While I was completing my bachelor’s in chemical engineering, the need to work the fields continuously for fear of losing out was a constant battle. I would stay up into the darkness of the early morning, thinking I could crack the code on my differential equations problem set with my sheer brain power; meanwhile, my brain was deteriorating with each hour.
It took humility to recognise my limitation, stop work – and sleep. I had to learn not to feel guilty for sleeping, or choosing to keep Sunday totally work-free.
“How do you have so much time? I could never afford to do that,” was the reply from those who learned of my work habits.
It wasn’t that I had more time, or any less work, but it was a conscious choice to remind myself of who I was: not the Creator, but the created.
It was a choice to feel weak and vulnerable, dependent, and very human.
Our bodies weren’t created to run on no sleep and caffeine. Our minds weren’t supposed to always be processing information: social media feeds, news articles, endless work demands.
If you’re feeling a bit worn, perhaps you woke up this morning having trouble answering the question ‘What am I looking forward to today?’, or you wish you could press pause on your life for a day, it could be a sign that your field needs to fallow.
This concept could be intimidating to implement at first – what will my friends think if I’m not responding to their texts within the hour? What if there’s an emergency at work? What will happen to my GPA? But trust me on this – close your eyes, unplug your device, and do something that fills you.

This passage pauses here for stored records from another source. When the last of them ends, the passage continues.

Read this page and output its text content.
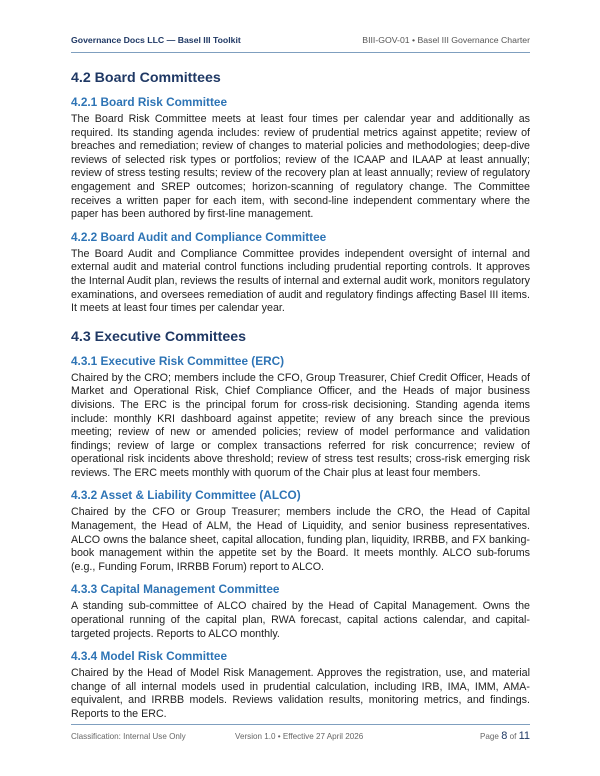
Governance Docs LLC — Basel III Toolkit	BIII-GOV-01 • Basel III Governance Charter
4.2 Board Committees
4.2.1 Board Risk Committee

The Board Risk Committee meets at least four times per calendar year and additionally as required. Its standing agenda includes: review of prudential metrics against appetite; review of breaches and remediation; review of changes to material policies and methodologies; deep-dive reviews of selected risk types or portfolios; review of the ICAAP and ILAAP at least annually; review of stress testing results; review of the recovery plan at least annually; review of regulatory engagement and SREP outcomes; horizon-scanning of regulatory change. The Committee receives a written paper for each item, with second-line independent commentary where the paper has been authored by first-line management.

4.2.2 Board Audit and Compliance Committee

The Board Audit and Compliance Committee provides independent oversight of internal and external audit and material control functions including prudential reporting controls. It approves the Internal Audit plan, reviews the results of internal and external audit work, monitors regulatory examinations, and oversees remediation of audit and regulatory findings affecting Basel III items. It meets at least four times per calendar year.

4.3 Executive Committees
4.3.1 Executive Risk Committee (ERC)

Chaired by the CRO; members include the CFO, Group Treasurer, Chief Credit Officer, Heads of Market and Operational Risk, Chief Compliance Officer, and the Heads of major business divisions. The ERC is the principal forum for cross-risk decisioning. Standing agenda items include: monthly KRI dashboard against appetite; review of any breach since the previous meeting; review of new or amended policies; review of model performance and validation findings; review of large or complex transactions referred for risk concurrence; review of operational risk incidents above threshold; review of stress test results; cross-risk emerging risk reviews. The ERC meets monthly with quorum of the Chair plus at least four members.

4.3.2 Asset & Liability Committee (ALCO)

Chaired by the CFO or Group Treasurer; members include the CRO, the Head of Capital Management, the Head of ALM, the Head of Liquidity, and senior business representatives. ALCO owns the balance sheet, capital allocation, funding plan, liquidity, IRRBB, and FX banking-book management within the appetite set by the Board. It meets monthly. ALCO sub-forums (e.g., Funding Forum, IRRBB Forum) report to ALCO.

4.3.3 Capital Management Committee

A standing sub-committee of ALCO chaired by the Head of Capital Management. Owns the operational running of the capital plan, RWA forecast, capital actions calendar, and capital-targeted projects. Reports to ALCO monthly.

4.3.4 Model Risk Committee

Chaired by the Head of Model Risk Management. Approves the registration, use, and material change of all internal models used in prudential calculation, including IRB, IMA, IMM, AMA-equivalent, and IRRBB models. Reviews validation results, monitoring metrics, and findings. Reports to the ERC.

Classification: Internal Use Only	Version 1.0 • Effective 27 April 2026	Page 8 of 11
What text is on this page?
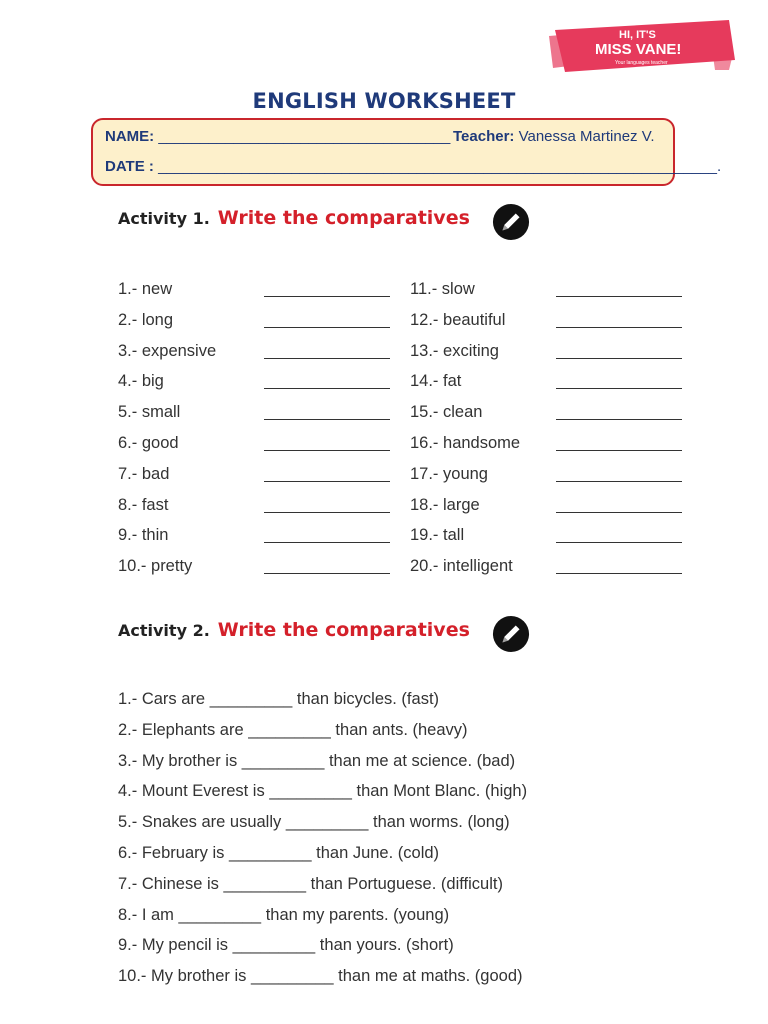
HI, IT'S
MISS VANE!
Your languages teacher
ENGLISH WORKSHEET
NAME: ___________________________________ Teacher: Vanessa Martinez V.
DATE : ___________________________________________________________________.
Activity 1. Write the comparatives
1.- new
2.- long
3.- expensive
4.- big
5.- small
6.- good
7.- bad
8.- fast
9.- thin
10.- pretty
11.- slow
12.- beautiful
13.- exciting
14.- fat
15.- clean
16.- handsome
17.- young
18.- large
19.- tall
20.- intelligent
Activity 2. Write the comparatives
1.- Cars are _________ than bicycles. (fast)
2.- Elephants are _________ than ants. (heavy)
3.- My brother is _________ than me at science. (bad)
4.- Mount Everest is _________ than Mont Blanc. (high)
5.- Snakes are usually _________ than worms. (long)
6.- February is _________ than June. (cold)
7.- Chinese is _________ than Portuguese. (difficult)
8.- I am _________ than my parents. (young)
9.- My pencil is _________ than yours. (short)
10.- My brother is _________ than me at maths. (good)
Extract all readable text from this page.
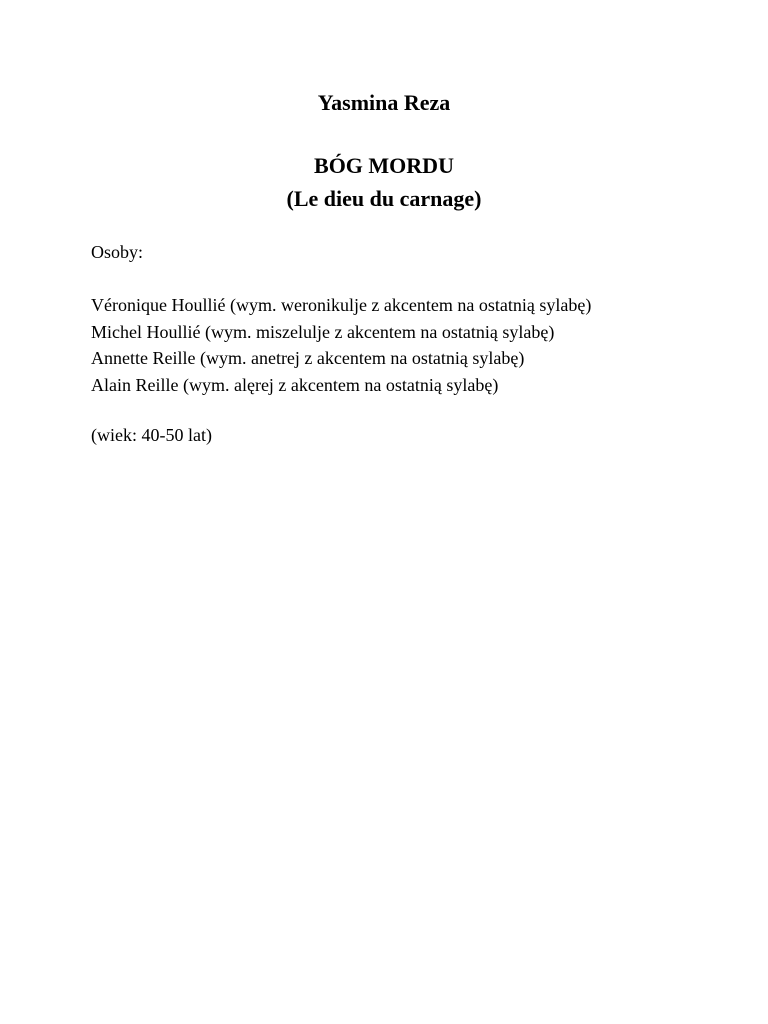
Yasmina Reza
BÓG MORDU
(Le dieu du carnage)
Osoby:
Véronique Houllié (wym. weronikulje z akcentem na ostatnią sylabę)
Michel Houllié (wym. miszelulje z akcentem na ostatnią sylabę)
Annette Reille (wym. anetrej z akcentem na ostatnią sylabę)
Alain Reille (wym. alęrej z akcentem na ostatnią sylabę)
(wiek: 40-50 lat)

Create a space where your soul can come alive.
It may look different for you, but for me, it was Sundays in Starbucks with God. I always had a mocha and an almond croissant. Then, I would watch the world go by. We would have light conversation, God and I, like the kind you would have on a coffee date – nothing too serious, just heart to heart. Sometimes, I would jot down some of my thoughts, and other times, we would simply be silent together. It was whole, and altogether beautiful.
Now, don’t get me wrong. We need to work heartily, with all our might. Work is biblical. But, so is rest.
And as we fall into the rhythm of a biblical work-rest cycle, I believe we give the Lord a chance to demonstrate His goodness to us. Just as this agricultural practice was a trust exercise of seeing nothing but soil while the ground was being replenished underneath its bareness, so too, as we release control of their work, we wait with expectation for His promises to be fulfilled in our life:
Test me now in this, says the Lord of hosts, if I will not open for you the windows of heaven and pour out for you a blessing until it overflows.